Alexandros Safarikas

Personal information
- Date of birth: 26 August 1999 (age 26)
- Place of birth: Veria, Greece
- Height: 1.94 m (6 ft 4+1⁄2 in)
- Position: Goalkeeper

Youth career
- 0000–2015: Nireas Veria
- 2015–2017: Veria

Senior career*
- Years: Team / Apps / (Gls)
- 2017: Veria / 1 / (0)
- 2017–2018: AEL / 0 / (0)
- 2018–2021: Lecco / 51 / (0)
- 2020–2021: → Chiasso (loan) / 33 / (0)
- 2021–2022: Chiasso / 0 / (0)
- 2021–2022: → Sion (loan) / 0 / (0)
- 2021–2022: → Sion II (loan) / 19 / (0)
- 2022–2024: Sion / 7 / (0)
- 2023–2024: Sion II / 5 / (0)
- 2024: Chania / 4 / (0)
- 2025: Panachaiki / 0 / (0)
- 2025–26: Marko / 0 / (0)

= Alexandros Safarikas =

Greek footballer

Alexandros Safarikas (Αλέξανδρος Σαφαρίκας; born 26 August 1999) is a Greek professional footballer who plays as a goalkeeper and is currently a free agent.

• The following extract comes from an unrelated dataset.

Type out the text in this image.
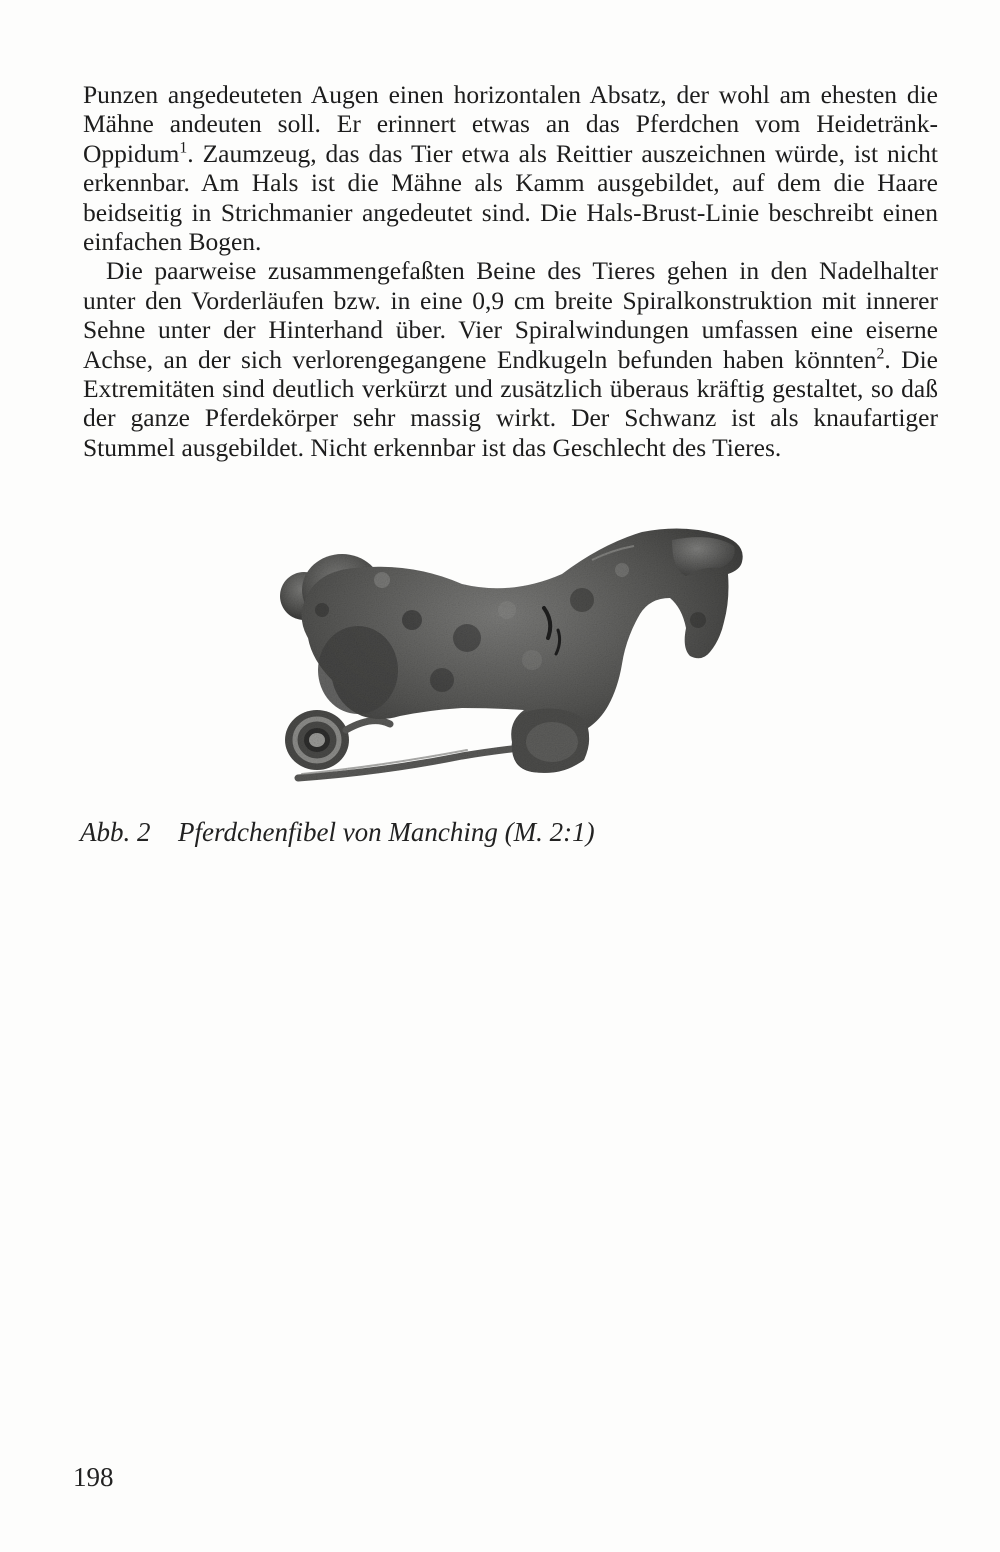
Punzen angedeuteten Augen einen horizontalen Absatz, der wohl am ehesten die Mähne andeuten soll. Er erinnert etwas an das Pferdchen vom Heidetränk-Oppidum$^1$. Zaumzeug, das das Tier etwa als Reittier auszeichnen würde, ist nicht erkennbar. Am Hals ist die Mähne als Kamm ausgebildet, auf dem die Haare beidseitig in Strichmanier angedeutet sind. Die Hals-Brust-Linie beschreibt einen einfachen Bogen.

Die paarweise zusammengefaßten Beine des Tieres gehen in den Nadelhalter unter den Vorderläufen bzw. in eine 0,9 cm breite Spiralkonstruktion mit innerer Sehne unter der Hinterhand über. Vier Spiralwindungen umfassen eine eiserne Achse, an der sich verlorengegangene Endkugeln befunden haben könnten$^2$. Die Extremitäten sind deutlich verkürzt und zusätzlich überaus kräftig gestaltet, so daß der ganze Pferdekörper sehr massig wirkt. Der Schwanz ist als knaufartiger Stummel ausgebildet. Nicht erkennbar ist das Geschlecht des Tieres.

Abb. 2 Pferdchenfibel von Manching (M. 2:1)
198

He previously played for for Super League 2 club Marko.

== Career ==
He began his career by playing for local team Nirea Verias. In 2015, Safarikas joined the youth system of Veria, the major team of the town. He was part of the academy for two years. On 30 April 2017, at the age of 17, he made his debut for the main team, playing in the Greek Super League, against Xanthi. On 8 June 2017, Safarikas left Veria and joined AEL. After being released from AEL for the 2018–19 season, he joined Italian team Lecco on 7 September 2018. On 6 October 2020, he was loaned to Swiss Challenge League club Chiasso on a two-year loan deal.

At the end of the 2020–21 season, with Chiasso bought Safarikas, but due to the team's relegation, he instantly was loaned to Swiss Super League club Sion for the 2021–22 season, with the option of purchasing him in summer 2022.

On 15 July 2024, Safarikas signed with Chania.